A Bible Study Course on the Gospel of Christ according to Mark


Christ guided some of his close companions to put on record his sayings, and his works; as well as the events of his life, his death, his resurrection, and his ascension. Some of those were Matthew, the eyewitness and linguist; John, the beloved disciple of priestly root; Luke, the Greek physician who accompanied Paul the apostle; and Mark, the young man who recorded the sermons of Peter, the foremost among the apostles.

Who is Mark?

We agree with the church’s unanimity in supposing that the writer of the second gospel was John Mark, who accompanied Barnabas his uncle, and Paul the apostle, on their first missionary journey (as stated in Acts 12:12-25; 13:5-13; 15:37-39). However, he could not endure the physical hardships and spiritual striving during that journey, because of his youth at that time, so he soon gave up the journey, left the two apostles, and returned to his homeland. This departure did not please Paul the apostle.

However, with his clear insight and prudence, Barnabas saw in Mark, his cousin, the man of the future. He tried to encourage Paul to take Mark with him again on his second journey, but Paul was not willing to take an evasive feeble young man with him. This led to the rupture between the two missionary leaders. But a few years later, we find Mark once again at Rome with Paul as his fellow-worker and great “comfort” to him during Paul’s imprisonment (Colossians 4:10; Philemon 24; 2 Timothy 4:11).

It is considered that Mark was the young man who had followed Jesus from afar, having a linen cloth thrown around his naked body; and when the soldiers laid hold of Jesus, Mark fled naked, as the soldiers took off his linen cloth (Mark 14:51). Mark testified to this truth in his gospel that he became naked at Christ’s crucifixion and unworthy to write the gospel. Nevertheless, Christ had mercy on him and entrusted him with writing his divine biography.

How Was the Gospel According to Mark Composed?

Eusebius, the church historian says that Mark joined Peter the apostle after the death of Paul, and accompanied him as his faithful servant. Mark wrote down accurately the words and sermons of this old apostle about the life of Christ.
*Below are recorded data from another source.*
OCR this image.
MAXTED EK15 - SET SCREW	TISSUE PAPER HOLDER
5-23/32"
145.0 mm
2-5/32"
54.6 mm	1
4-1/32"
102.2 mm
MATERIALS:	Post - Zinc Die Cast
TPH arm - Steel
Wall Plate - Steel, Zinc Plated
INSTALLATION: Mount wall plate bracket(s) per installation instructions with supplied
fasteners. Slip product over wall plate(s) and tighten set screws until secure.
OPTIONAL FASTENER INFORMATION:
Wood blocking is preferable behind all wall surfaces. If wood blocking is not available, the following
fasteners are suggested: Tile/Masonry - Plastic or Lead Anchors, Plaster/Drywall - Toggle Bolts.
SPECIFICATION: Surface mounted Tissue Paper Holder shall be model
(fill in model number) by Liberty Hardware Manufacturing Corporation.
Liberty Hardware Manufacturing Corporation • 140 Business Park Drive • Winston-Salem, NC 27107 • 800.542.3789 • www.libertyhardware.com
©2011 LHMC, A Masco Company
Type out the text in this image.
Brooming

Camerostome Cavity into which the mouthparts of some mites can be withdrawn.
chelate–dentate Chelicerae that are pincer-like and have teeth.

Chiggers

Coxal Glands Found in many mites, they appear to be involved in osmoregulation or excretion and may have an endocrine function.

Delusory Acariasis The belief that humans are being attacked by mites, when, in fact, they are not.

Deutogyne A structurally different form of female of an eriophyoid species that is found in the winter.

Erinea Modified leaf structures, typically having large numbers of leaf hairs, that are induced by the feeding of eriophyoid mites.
He did not record them in historical order, but attached himself to Peter who used to frame his teaching to meet the needs of his hearers, not as composing an orderly account of the Lord’s discourses, but as portraying the life of Christ in such a way that he might be seen clearly as if he were before them. In fact, the source of the reports, as stated in this gospel, was not Mark, but Peter, the most prominent among the apostles.

The Gospel of Mark portrays the person of Jesus more by what he does than by what he says. Mark clearly records the deeds of Jesus rather than his words, which we may read in detail in the other gospels. However, the works of Christ appear to our minds as short and powerful. The account of Peter’s denial of Christ is full. Peter’s bitter failure is emphasized more in the Gospel of Mark than in the other gospels, to glorify the saving grace of Christ who had blessed him in spite of having denied Him three times.
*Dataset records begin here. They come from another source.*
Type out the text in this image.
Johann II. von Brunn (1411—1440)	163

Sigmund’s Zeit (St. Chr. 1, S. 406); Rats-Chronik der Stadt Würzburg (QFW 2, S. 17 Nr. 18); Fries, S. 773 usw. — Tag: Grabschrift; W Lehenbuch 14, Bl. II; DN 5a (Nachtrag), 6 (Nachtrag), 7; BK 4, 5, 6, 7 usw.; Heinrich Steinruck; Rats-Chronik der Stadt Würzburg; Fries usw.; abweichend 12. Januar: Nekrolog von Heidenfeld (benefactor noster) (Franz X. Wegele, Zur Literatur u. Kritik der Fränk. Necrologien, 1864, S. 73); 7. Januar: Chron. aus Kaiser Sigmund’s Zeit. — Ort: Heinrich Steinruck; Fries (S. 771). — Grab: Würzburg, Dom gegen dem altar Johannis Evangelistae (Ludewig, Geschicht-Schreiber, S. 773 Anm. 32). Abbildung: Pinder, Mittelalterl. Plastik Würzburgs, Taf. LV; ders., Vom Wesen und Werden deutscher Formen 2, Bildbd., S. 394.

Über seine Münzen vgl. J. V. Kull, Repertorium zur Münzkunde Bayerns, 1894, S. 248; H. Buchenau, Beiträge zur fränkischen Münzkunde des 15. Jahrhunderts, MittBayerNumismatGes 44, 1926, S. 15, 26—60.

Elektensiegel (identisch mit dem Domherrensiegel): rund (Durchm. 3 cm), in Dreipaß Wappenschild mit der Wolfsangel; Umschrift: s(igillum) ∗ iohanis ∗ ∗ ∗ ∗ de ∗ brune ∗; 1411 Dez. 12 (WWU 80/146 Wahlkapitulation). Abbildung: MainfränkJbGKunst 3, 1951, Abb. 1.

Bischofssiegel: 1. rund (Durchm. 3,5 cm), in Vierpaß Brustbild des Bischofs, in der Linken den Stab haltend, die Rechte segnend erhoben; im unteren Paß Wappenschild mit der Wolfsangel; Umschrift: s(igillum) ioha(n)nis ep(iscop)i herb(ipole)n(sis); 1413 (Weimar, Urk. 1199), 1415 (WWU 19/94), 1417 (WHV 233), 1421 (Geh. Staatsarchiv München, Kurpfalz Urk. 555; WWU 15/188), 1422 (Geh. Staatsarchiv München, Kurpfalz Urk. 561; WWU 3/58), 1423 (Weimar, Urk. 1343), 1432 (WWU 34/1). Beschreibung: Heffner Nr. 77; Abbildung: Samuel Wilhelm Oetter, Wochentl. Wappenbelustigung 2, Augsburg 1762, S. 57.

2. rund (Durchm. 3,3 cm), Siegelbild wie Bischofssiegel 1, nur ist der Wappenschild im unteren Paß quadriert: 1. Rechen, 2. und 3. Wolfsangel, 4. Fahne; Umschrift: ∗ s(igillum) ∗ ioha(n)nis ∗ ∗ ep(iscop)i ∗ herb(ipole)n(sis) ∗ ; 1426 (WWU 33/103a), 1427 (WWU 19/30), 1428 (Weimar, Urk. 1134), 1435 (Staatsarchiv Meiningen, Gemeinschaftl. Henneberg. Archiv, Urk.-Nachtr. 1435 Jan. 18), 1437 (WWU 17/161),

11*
For Whom Was This Gospel Written?

Mark learned from following Barnabas, Paul, and Peter that Jesus of Nazareth was the triumphant, powerful, and mighty Christ. He portrayed him to the Romans as the only Son of God, for the Romans and the Greeks did not find in their gods, set up in many temples, true hope of life and death. Therefore he made apparent to them the only Son of God, the hope of the world.

Accordingly, he explained to those Gentiles some Jewish customs that they might understand the background of Jesus. He was not concerned with describing the controversies between Jesus and the Pharisees, but translated Aramaic and Hebrew phrases, and also familiar Latin expressions into Greek. This shows that the Gospel of Mark was not written for Hebrews, but for Gentiles, and for Romans in particular, to draw them to living faith in Christ, the King of Kings, the Lord of Lords, and the divine founder of the spiritual kingdom in our corrupt world.
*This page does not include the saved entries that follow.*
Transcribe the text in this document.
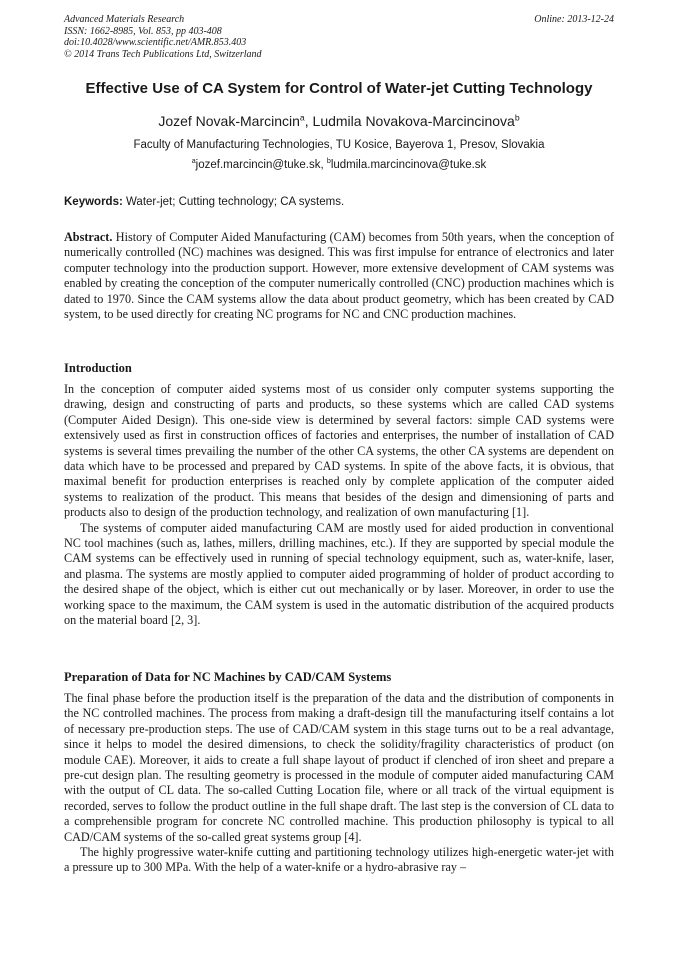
Advanced Materials Research
ISSN: 1662-8985, Vol. 853, pp 403-408
doi:10.4028/www.scientific.net/AMR.853.403
© 2014 Trans Tech Publications Ltd, Switzerland
Online: 2013-12-24
Effective Use of CA System for Control of Water-jet Cutting Technology
Jozef Novak-Marcincin$^a$, Ludmila Novakova-Marcincinova$^b$
Faculty of Manufacturing Technologies, TU Kosice, Bayerova 1, Presov, Slovakia
$^a$jozef.marcincin@tuke.sk, $^b$ludmila.marcincinova@tuke.sk
Keywords: Water-jet; Cutting technology; CA systems.
Abstract. History of Computer Aided Manufacturing (CAM) becomes from 50th years, when the conception of numerically controlled (NC) machines was designed. This was first impulse for entrance of electronics and later computer technology into the production support. However, more extensive development of CAM systems was enabled by creating the conception of the computer numerically controlled (CNC) production machines which is dated to 1970. Since the CAM systems allow the data about product geometry, which has been created by CAD system, to be used directly for creating NC programs for NC and CNC production machines.
Introduction

In the conception of computer aided systems most of us consider only computer systems supporting the drawing, design and constructing of parts and products, so these systems which are called CAD systems (Computer Aided Design). This one-side view is determined by several factors: simple CAD systems were extensively used as first in construction offices of factories and enterprises, the number of installation of CAD systems is several times prevailing the number of the other CA systems, the other CA systems are dependent on data which have to be processed and prepared by CAD systems. In spite of the above facts, it is obvious, that maximal benefit for production enterprises is reached only by complete application of the computer aided systems to realization of the product. This means that besides of the design and dimensioning of parts and products also to design of the production technology, and realization of own manufacturing [1].

The systems of computer aided manufacturing CAM are mostly used for aided production in conventional NC tool machines (such as, lathes, millers, drilling machines, etc.). If they are supported by special module the CAM systems can be effectively used in running of special technology equipment, such as, water-knife, laser, and plasma. The systems are mostly applied to computer aided programming of holder of product according to the desired shape of the object, which is either cut out mechanically or by laser. Moreover, in order to use the working space to the maximum, the CAM system is used in the automatic distribution of the acquired products on the material board [2, 3].

Preparation of Data for NC Machines by CAD/CAM Systems

The final phase before the production itself is the preparation of the data and the distribution of components in the NC controlled machines. The process from making a draft-design till the manufacturing itself contains a lot of necessary pre-production steps. The use of CAD/CAM system in this stage turns out to be a real advantage, since it helps to model the desired dimensions, to check the solidity/fragility characteristics of product (on module CAE). Moreover, it aids to create a full shape layout of product if clenched of iron sheet and prepare a pre-cut design plan. The resulting geometry is processed in the module of computer aided manufacturing CAM with the output of CL data. The so-called Cutting Location file, where or all track of the virtual equipment is recorded, serves to follow the product outline in the full shape draft. The last step is the conversion of CL data to a comprehensible program for concrete NC controlled machine. This production philosophy is typical to all CAD/CAM systems of the so-called great systems group [4].

The highly progressive water-knife cutting and partitioning technology utilizes high-energetic water-jet with a pressure up to 300 MPa. With the help of a water-knife or a hydro-abrasive ray –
When Was the Gospel of Mark Written?

St. Irenaeus wrote that Peter read this gospel, and approved its contents before his death. This indicates that this gospel was written earlier than 64 AD since the great persecution of Nero had taken place during this year, which resulted in the death of Peter.

We learn from this shortest gospel that the power of God was at work in the Lord Jesus Christ. We recognize from reflecting on his life, that he, who was raised from the dead, is present with us even today, establishing the kingdom of his love among the nations. As such, the Son of God calls us with his commands to obey the faith, for in his kingdom there is neither disorder nor sin, but the power of the Holy Spirit at work, according to the arrangements of his mercy based on his everlasting triumph.

Please do not read the Gospel of Mark hastily or superficially, but study every word of it, and hold fast to it, that you may be strengthened in your spiritual life.

Analysis of the Gospel of Mark

  1. The preparations for Christ’s appearance, MARK 1:1-13
  2. The beginning of Christ’s ministry in Galilee, MARK 1:14-45
  3. The conflict between Jesus and the Jewish leaders, MARK 2:1-3:6
  4. The great signs and miracles of Christ in Galilee and its Surroundings, MARK 3:7-8:26
  5. Christ prepares his disciples for his sufferings and death, MARK 8:27-10:45
  6. Jesus’ entrance into Jerusalem and his last works, MARK 10:46-52
  7. Jesus’ passion and death, MARK 14 and 15
  8. Jesus’ resurrection, MARK 16


  1. Who is Mark, and who were his fellow-laborers?
  2. What is the main source of the Gospel of Mark?
  3. For whom did Mark write his gospel, and at what time?